We are also concerned that some elements of the Planning Department’s communications border on the deceptive, whether intentional or not. For example:
- The Planning Department has Ridgelines and Resource Buffers on two separate maps. Why? Doing so not only obscures the number of affected homes, but also will likely confuse affected homeowners.
- The Planning Department’s 2022WO “Fact Sheet” and communications state that you can find out whether you have a Resource Buffer or Ridgeline on your Property by checking a map in a link they provide. However, the map they link to only has the Resource Buffers on it, not the Ridgelines, and will undoubtedly lead some people to think they are not affected by the 2022WO’s Ridgeline restrictions when they actually are.
- The Planning Department’s 2022WO “Fact Sheet” states that “new development is the focus of the regulations”. To the general public, “new development” is development on a lot that has not previously been developed. However, that type of development is NOT the focus of the 2022WO, as its provisions do not distinguish between the developer who wants to build a warehouse-sized mansion on pristine land, and the homeowner who wants to add on to their 75 year old, 1500sf home.
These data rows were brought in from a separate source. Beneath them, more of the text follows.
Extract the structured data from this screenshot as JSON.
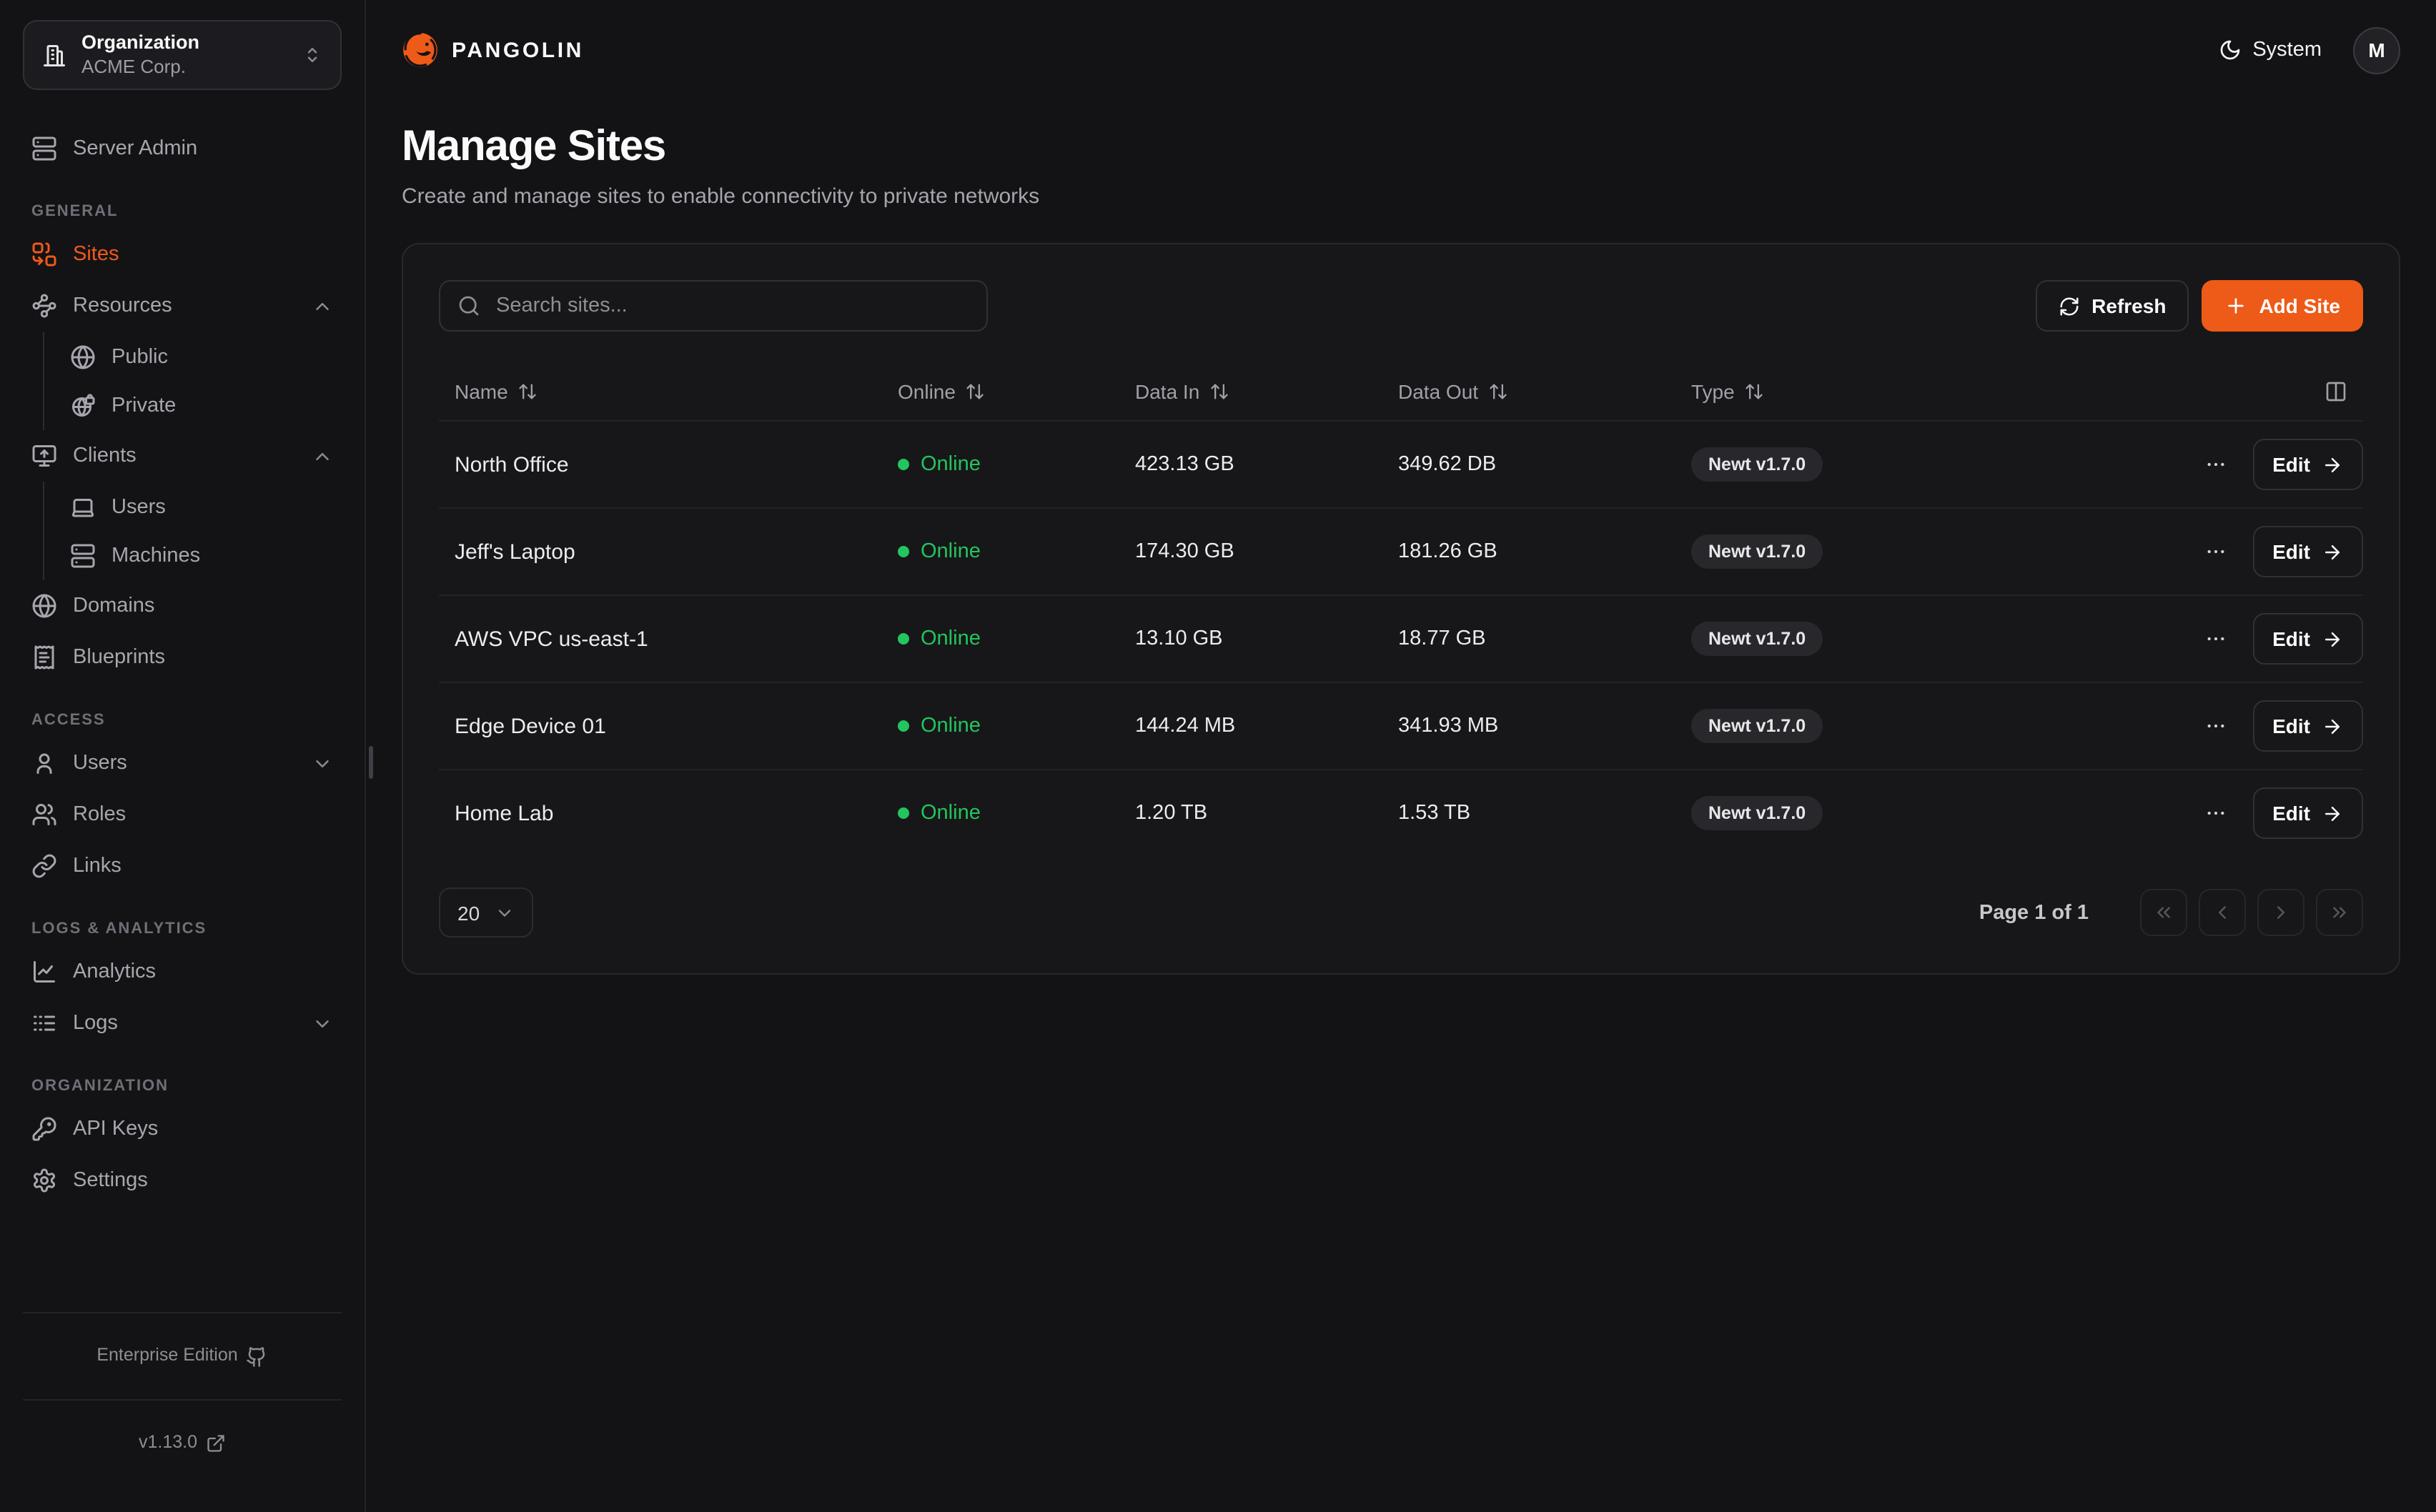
{
  "brand": {
    "name": "PANGOLIN",
    "logo_icon": "pangolin-logo"
  },
  "topbar": {
    "theme_label": "System",
    "theme_icon": "moon",
    "avatar_initial": "M"
  },
  "sidebar": {
    "org": {
      "label": "Organization",
      "value": "ACME Corp.",
      "icon": "building"
    },
    "server_admin": {
      "label": "Server Admin",
      "icon": "server"
    },
    "sections": [
      {
        "title": "GENERAL",
        "items": [
          {
            "label": "Sites",
            "icon": "combine",
            "active": true
          },
          {
            "label": "Resources",
            "icon": "waypoints",
            "expanded": true,
            "children": [
              {
                "label": "Public",
                "icon": "globe"
              },
              {
                "label": "Private",
                "icon": "globe-lock"
              }
            ]
          },
          {
            "label": "Clients",
            "icon": "monitor-up",
            "expanded": true,
            "children": [
              {
                "label": "Users",
                "icon": "laptop"
              },
              {
                "label": "Machines",
                "icon": "server"
              }
            ]
          },
          {
            "label": "Domains",
            "icon": "globe"
          },
          {
            "label": "Blueprints",
            "icon": "receipt-text"
          }
        ]
      },
      {
        "title": "ACCESS",
        "items": [
          {
            "label": "Users",
            "icon": "user",
            "collapsed": true
          },
          {
            "label": "Roles",
            "icon": "users"
          },
          {
            "label": "Links",
            "icon": "link"
          }
        ]
      },
      {
        "title": "LOGS & ANALYTICS",
        "items": [
          {
            "label": "Analytics",
            "icon": "chart-line"
          },
          {
            "label": "Logs",
            "icon": "logs",
            "collapsed": true
          }
        ]
      },
      {
        "title": "ORGANIZATION",
        "items": [
          {
            "label": "API Keys",
            "icon": "key-round"
          },
          {
            "label": "Settings",
            "icon": "settings"
          }
        ]
      }
    ],
    "footer": {
      "edition": "Enterprise Edition",
      "version": "v1.13.0"
    }
  },
  "page": {
    "title": "Manage Sites",
    "subtitle": "Create and manage sites to enable connectivity to private networks"
  },
  "toolbar": {
    "search_placeholder": "Search sites...",
    "refresh_label": "Refresh",
    "add_site_label": "Add Site"
  },
  "table": {
    "columns": [
      "Name",
      "Online",
      "Data In",
      "Data Out",
      "Type"
    ],
    "rows": [
      {
        "name": "North Office",
        "status": "Online",
        "data_in": "423.13 GB",
        "data_out": "349.62 DB",
        "type": "Newt v1.7.0",
        "edit_label": "Edit"
      },
      {
        "name": "Jeff's Laptop",
        "status": "Online",
        "data_in": "174.30 GB",
        "data_out": "181.26 GB",
        "type": "Newt v1.7.0",
        "edit_label": "Edit"
      },
      {
        "name": "AWS VPC us-east-1",
        "status": "Online",
        "data_in": "13.10 GB",
        "data_out": "18.77 GB",
        "type": "Newt v1.7.0",
        "edit_label": "Edit"
      },
      {
        "name": "Edge Device 01",
        "status": "Online",
        "data_in": "144.24 MB",
        "data_out": "341.93 MB",
        "type": "Newt v1.7.0",
        "edit_label": "Edit"
      },
      {
        "name": "Home Lab",
        "status": "Online",
        "data_in": "1.20 TB",
        "data_out": "1.53 TB",
        "type": "Newt v1.7.0",
        "edit_label": "Edit"
      }
    ]
  },
  "pagination": {
    "page_size": "20",
    "page_info": "Page 1 of 1"
  },
  "colors": {
    "accent": "#ee5a17",
    "online": "#22c55e",
    "background": "#131315",
    "card": "#171719"
  }
}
- The 2022WO graphics for setbacks and fencing misrepresent the reality of those provisions. While actual side setbacks are generally 10% of lot width on each side, the setbacks in the graphics are less than 5%. This results in a depiction of a privacy fence in the graphic that would not be permitted in real life.
- The 2022WO graphics for the height restrictions on a ridgeline depict a home in a canyon bottom instead, requiring the reader to do mental gymnastics to envision how the restrictions would apply on an actual ridgeline.
- The Planning Department did not provide a list of the addresses for properties affected by the Ridgeline and Resource Buffers. Why? We know they are capable of doing so because they did it for the initial version of the Wildlife Ordinance. Were they afraid we would use it again to notify affected homeowners?
- The Planning Department’s “Fact Sheet” for the 2022WO uses the term “Study” interchangeably to refer to the 2022WO itself and a report commissioned by the Planning Department, implying that the 2022WO regulations are supported by scientific research. They are not.
 It is unclear at this point whether any of these triggering actions would require conformance will all provisions of the 2022WO, regardless of the particular triggering event. We requested clarification from the City of Los Angeles Planning Department on 5/18/22, but to date have not received an answer. However, we do know that regulations pertaining to only Ridgeline or Wildlife Resource Buffer properties are only applicable to properties with these elements on the property.